Well, it does, mostly. I keep the windows rolled down so the creepy Stephen King-ish mist airs out, because it never really stops at this point. Whenever I'm stuck at a light, it simply gathers on my windshield, and I have to sink down into my seat to find a spot I can still see out of. Almost home, almost home...

Finally, I pull into my complex. The coolant has held Heat Monster at bay pretty well, but now it's lost the battle. The gauge races past the H as I make the last turn into the final spot. The vapor is now gushing out of the vents, and it's actually difficult for me to breathe as I pull into the parking space and shut off the car, opening the door as quickly as I can, leaning my head out, and taking a very deep breath.

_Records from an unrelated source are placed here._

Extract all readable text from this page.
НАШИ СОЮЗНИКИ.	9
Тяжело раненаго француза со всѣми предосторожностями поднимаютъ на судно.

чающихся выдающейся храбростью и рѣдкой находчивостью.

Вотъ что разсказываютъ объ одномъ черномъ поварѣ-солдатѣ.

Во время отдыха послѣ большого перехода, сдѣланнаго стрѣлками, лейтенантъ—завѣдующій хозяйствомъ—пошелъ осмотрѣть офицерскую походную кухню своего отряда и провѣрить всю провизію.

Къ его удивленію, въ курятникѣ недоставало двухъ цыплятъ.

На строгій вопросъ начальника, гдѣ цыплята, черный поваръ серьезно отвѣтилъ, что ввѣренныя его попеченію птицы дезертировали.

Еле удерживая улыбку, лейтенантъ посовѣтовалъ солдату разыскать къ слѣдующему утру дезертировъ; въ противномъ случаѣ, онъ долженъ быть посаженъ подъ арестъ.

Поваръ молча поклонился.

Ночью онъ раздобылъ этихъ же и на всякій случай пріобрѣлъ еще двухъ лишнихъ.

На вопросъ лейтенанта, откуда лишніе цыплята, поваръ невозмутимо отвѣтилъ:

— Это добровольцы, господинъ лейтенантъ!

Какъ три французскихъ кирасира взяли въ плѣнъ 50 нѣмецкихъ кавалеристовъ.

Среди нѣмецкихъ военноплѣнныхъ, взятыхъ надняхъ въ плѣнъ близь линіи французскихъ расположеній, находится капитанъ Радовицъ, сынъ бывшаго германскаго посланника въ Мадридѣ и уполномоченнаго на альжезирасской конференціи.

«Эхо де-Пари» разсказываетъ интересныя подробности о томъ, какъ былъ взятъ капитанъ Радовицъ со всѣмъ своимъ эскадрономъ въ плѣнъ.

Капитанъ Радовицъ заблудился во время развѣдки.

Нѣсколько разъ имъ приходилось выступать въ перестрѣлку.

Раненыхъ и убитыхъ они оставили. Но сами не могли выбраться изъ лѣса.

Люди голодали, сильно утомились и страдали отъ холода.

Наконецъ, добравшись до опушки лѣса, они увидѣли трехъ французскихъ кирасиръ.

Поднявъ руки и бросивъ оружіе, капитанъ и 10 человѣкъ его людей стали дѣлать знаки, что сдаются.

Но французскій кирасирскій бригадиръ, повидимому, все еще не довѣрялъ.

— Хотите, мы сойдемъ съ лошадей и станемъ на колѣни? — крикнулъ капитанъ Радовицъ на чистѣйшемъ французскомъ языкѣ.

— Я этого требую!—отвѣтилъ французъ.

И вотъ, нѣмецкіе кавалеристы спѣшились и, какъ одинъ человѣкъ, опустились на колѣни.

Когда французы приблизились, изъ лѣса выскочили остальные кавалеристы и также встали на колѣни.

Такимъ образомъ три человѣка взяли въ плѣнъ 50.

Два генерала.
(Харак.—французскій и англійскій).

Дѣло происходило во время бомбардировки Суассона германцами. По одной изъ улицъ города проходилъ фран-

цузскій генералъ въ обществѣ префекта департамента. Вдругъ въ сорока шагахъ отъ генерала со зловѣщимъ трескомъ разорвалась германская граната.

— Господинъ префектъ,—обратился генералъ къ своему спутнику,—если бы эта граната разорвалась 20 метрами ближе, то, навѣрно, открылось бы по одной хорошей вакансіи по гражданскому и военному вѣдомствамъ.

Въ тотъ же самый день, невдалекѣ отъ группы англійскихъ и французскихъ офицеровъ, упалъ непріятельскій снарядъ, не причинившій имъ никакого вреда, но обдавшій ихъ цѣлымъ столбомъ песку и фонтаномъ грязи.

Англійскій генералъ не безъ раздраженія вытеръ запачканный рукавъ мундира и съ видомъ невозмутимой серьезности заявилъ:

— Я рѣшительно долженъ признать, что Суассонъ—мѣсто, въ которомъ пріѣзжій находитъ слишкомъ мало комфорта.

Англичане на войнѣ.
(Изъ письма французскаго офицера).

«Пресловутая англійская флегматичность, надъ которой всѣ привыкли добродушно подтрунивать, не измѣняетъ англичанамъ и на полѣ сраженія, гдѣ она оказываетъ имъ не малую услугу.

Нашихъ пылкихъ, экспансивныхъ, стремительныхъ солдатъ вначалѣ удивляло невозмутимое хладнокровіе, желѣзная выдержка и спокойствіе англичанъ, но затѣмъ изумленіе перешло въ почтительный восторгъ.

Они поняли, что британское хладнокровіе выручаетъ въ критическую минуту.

Now, Kim's car is old, and we are planning to replace it as soon as I've saved up three pay stubs to apply for government help in replacing our old car with a new, more emission-efficient model, and that'll happen next month. However, I think this old car has had it. Whatever is wrong with it now, it's probably not worth the money to fix it. I expect it'll sit in the lot until it's off to the scrap heap.

So if you find me asking for a ride at any point in the next month, please be kind. We are a one-car-family for the time being.